Coen Welsh | Nov 14, 2017 | 0
THE LETTER WRITER
Director: Christian Vuissa
Screenplay: Christian Vuissa
Players: Aley Underwood; Bernie Diamond; Pam Eichner; Kylee Thurman; Stella McComas
Genre: drama; teenage rite of passage
The Letter Writer’ is a low-budget, independent film , in many ways a small film, dealing with the rite of passage of heroine, Maggy (Underwood) from being a thoroughly young ‘Modern Miss’ in an immoral world to finding her true course and life’s purpose. If such an idea sounds prissy, then in some parts of the film the overt morality of the story and message is indeed rather overwhelming. For the most part, however, despite stiff and ‘clunky’ acting from many of the principals, the film offers a heart-warming and emotionally-uplifting story where good triumphs in an entirely palatable and convincing way.
The film is dedicated to actor Bernie Diamond, who plays Sam Worthington, a non-de-plume for an elderly gentleman in The Maple Hill Rest Home, whose passion in life is to send letters to unknown persons that he selects largely at random from a telephone directory. Bernie Diamond passed away in 2011, soon after the making of this film. Ironically, it is entirely by accident that Maggy becomes a recipient.
At the beginning of the film Maggy Fuller falls asleep in the middle of a college lecture, earning her an earnest reproof from her school Principal. At home, her mother’s recriminations echo the stereotypical adult sentiments: Maggy seems generally out of kilter with responsibility, focus, and purpose in life. She sings (badly) in a teenage band, and gossip suggests that her position is due entirely to the generosity of her boyfriend, Jay. Her best friend, Kimmy (Thurman), is a bottle-blonde whose personality is as synthetic as her hair colour; Kimmy represents peer pressure at its worst: cheating for tests is not only acceptable, it is recommended; Kimmy ingratiates herself with the band by offering networking opportunities for the band members to earn a breakthrough. The tenacity and confidence of the band members are fragile: fellow students scoff and gossip about their competence and lack of talent.
The director depicts a dysfunctional family initially. Maggy lives with her mother (Eichner) in a low-rise apartment block; her father walked out on the family when she was small and thus she has no male role models. Her mother is a waitress, leaving her alone regularly for night shifts at work.
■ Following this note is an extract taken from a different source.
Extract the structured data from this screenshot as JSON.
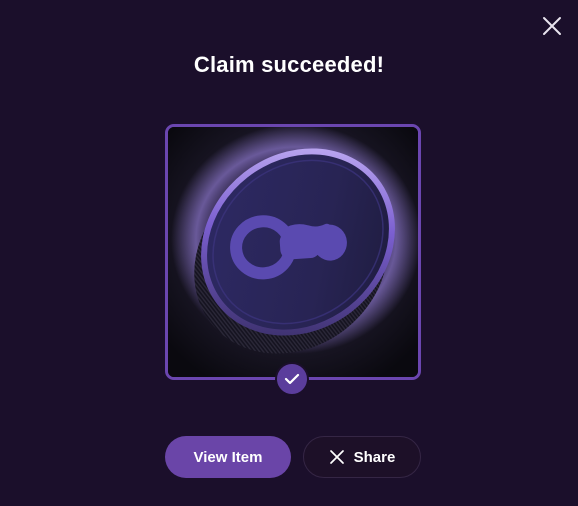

There is a total lack of Hollywood gloss about this film. It was filmed in Utah, with the aid of the Utah Film Commission, and this may explain an intangible overlay of religious values that become explicit in some of the dialogue and implicit in the plotline of the film. The setting is small-town America, with the cosy plastic décor in the diner, and sycamore and plane trees lining leafy avenues covered in drifts of leaves in autumnal reds and oranges. Inexperienced actors deliver lines stiffly in parts, with precious pauses in the dialogue which destroy mood and slow down the pace of the action.
If one can overcome these flaws and limitations, all of which become visible in the first thirty minutes, the story develops a sincerity and conviction about old-fashioned values and a moral centre designed to offer young people a way forward to gain confidence and a sense of self, leading inevitably towards a purpose in life.
Worthington’s letters to strangers are inexplicably astute and appropriate for the recipient. Maggy receives her first letter when she is despondent and bowed down by criticism and an abiding sense of failure: ‘You are an example that inspires and uplifts’ and ‘You are not alone.’ Child-cancer-sufferer, Michael, receives a letter about ‘courage in adversity’. The uplifting sentiments are so affecting that Maggy determines to find the sender and her investigations lead her to re-uniting temporarily with her estranged father, in the hope that he knows the sender.
‘The voice is the most beautiful instrument of all,’ avers Sam, whose real name is Stanley. This passing judgement acquires significance at the very end of the film. Sam’s ‘voice’ is expressed through his letters: he wrote 10 letters of encouragement one morning and takes Maggy on a circuit to find people who display signs of need. ‘I felt one of them was for her,’ he tells Maggy, who asks him what prompted him to deliver the first one to a young mother pushing a pram in the park.
Once the viewer is emotionally involved in Maggy’s destiny, the writer-director shamelessly tugs at the heartstrings, as slowly Maggy’s life unravels. Violins trill relentlessly in the background and, at one point, lugubrious choral work contributes towards an outburst of tears. There is no subtlety about the director’s approach here; but the homily is far more palatable than a parable from the pulpit.